Referring again to the fuel charging system shown in
It should be appreciated that the fuel charging system may be used with different types of engines and in different engine applications. For example, the fuel charging system 10 may be used in gasoline engines, diesel engines, hybrid engines such as ethanol or alcohol burning engines or otherwise. Also, the fuel charging system 10 may be used in stationary engines, such as power generators, pumps or otherwise. The fuel charging system 10 may be used in non-stationary engines such as vehicle engines. Other applications are possible.

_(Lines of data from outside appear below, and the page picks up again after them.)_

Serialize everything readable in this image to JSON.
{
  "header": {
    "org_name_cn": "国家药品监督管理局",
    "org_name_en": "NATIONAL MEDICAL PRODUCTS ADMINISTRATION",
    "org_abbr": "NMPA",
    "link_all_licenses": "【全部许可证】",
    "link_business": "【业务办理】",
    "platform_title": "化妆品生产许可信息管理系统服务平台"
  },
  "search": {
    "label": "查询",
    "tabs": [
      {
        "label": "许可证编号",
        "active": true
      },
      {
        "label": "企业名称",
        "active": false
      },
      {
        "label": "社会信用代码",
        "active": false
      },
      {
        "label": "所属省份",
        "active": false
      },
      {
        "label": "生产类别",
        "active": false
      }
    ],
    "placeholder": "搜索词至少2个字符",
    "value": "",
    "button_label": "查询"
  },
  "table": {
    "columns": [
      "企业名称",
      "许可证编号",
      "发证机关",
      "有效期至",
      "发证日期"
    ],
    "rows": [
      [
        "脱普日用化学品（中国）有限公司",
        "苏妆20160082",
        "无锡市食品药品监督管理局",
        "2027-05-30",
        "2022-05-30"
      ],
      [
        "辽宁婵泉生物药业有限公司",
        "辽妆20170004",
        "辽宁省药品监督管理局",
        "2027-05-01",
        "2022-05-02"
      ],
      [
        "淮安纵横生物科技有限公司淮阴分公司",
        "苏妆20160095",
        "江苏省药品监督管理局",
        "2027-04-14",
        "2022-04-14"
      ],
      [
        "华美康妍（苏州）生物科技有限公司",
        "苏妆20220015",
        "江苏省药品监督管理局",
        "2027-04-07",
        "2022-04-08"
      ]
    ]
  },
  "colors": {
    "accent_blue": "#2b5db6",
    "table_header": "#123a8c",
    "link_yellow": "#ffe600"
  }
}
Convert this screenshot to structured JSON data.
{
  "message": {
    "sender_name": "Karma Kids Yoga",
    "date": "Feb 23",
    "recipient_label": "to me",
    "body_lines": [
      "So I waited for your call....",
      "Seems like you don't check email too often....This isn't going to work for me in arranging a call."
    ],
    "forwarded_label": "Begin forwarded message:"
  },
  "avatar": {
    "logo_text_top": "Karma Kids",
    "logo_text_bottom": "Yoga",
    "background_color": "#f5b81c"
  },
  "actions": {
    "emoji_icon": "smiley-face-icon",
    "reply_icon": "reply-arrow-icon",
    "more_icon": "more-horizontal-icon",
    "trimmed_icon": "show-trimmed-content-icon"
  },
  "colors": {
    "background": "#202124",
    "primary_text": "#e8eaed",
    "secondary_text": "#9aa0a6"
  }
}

While the invention has been described with reference to exemplary embodiments, it will be understood by those skilled in the art that various changes may be made and equivalents may be substituted for elements thereof without departing from the scope of the invention. In addition, many modifications may be made to adapt a particular situation or material to the teachings of the invention without departing from the essential scope thereof. Therefore, it is intended that the invention not be limited to the particular embodiment disclosed as the best mode contemplated for carrying out this invention, but that the invention will include all embodiments falling within the scope of the appended claims.